Digging through the archives can be a bit like trying to find your keys in a junkyard. You dig and dig for hours and when you’ve finally found something, you still aren’t sure if you’ve found anything. The dream for most of us is to find a stash of papers that have been totally forgotten and make something out of it. The trick is to make something from the sources and not make something up from the sources, to read the sources and not read into the sources. There have been a number of histories written that were more creative than sound.
Detective work always looks more interesting in the movies than it actually is. What it really involves is cobbling together a handful of scattered facts and trying to establish a pattern with them. It’s as much fictionalizing as it is truth-telling. We have a responsibility to tell the truth, but in those gaps where the truth falls out, we fictionalize in order to maintain the consistencies that make sense to us. This, incidentally, is also how we upright primates maintain our idea of the world around us on a daily basis.
When you get into the archives, it’s actually amazing how dull and unimportant most of the archived items actually are. We tend to think of our lives as much more interesting than they are, and the time we live as being far more momentous than it actually is. For the most part, our record is left in flotsam and jetsam, and most of the crises of our time thankfully amount to very little.
I think some people get depressed by this. I’ve read historians talk about pouring over journals of long-gone people who genuinely believed that the Fourth Lateran Council or the Citizen King Louis-Philippe would change the face of human civilization only to wonder if the things that seem weighty and monumental to them will also be revealed as trivial à la longue. (Answer: Yes) Maybe the end result of historical awareness is a sort of radical nihilism. Nothing is true, everything is historicized.

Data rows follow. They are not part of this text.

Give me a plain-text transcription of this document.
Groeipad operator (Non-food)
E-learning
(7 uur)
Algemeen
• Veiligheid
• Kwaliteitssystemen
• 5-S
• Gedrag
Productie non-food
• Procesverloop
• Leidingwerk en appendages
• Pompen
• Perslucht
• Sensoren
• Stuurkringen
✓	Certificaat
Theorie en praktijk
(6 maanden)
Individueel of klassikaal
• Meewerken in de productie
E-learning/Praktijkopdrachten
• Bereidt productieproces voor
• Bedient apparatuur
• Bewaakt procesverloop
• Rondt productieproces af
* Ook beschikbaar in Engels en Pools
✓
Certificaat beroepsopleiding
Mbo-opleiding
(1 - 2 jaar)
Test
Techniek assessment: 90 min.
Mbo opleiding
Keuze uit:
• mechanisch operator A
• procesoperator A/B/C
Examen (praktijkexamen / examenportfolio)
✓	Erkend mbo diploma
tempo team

And yet, I see no reason not to take our dreams for reality. When I study history I am often amazed at the fecundate imaginations of human beings. We seem to have fictionalizing in our blood; we create these vivid and complex realities, all of them a little bit different from every other one. It’s not that any of them is necessarily wrong; it’s just that all of them describe only a small part of the world. When I see something as vast and complex as Catholicism, for instance, I don’t see the “mind forged manacles” that other non-believers tend to see. Instead, I am taken aback by the immense construction of centuries of human dreams.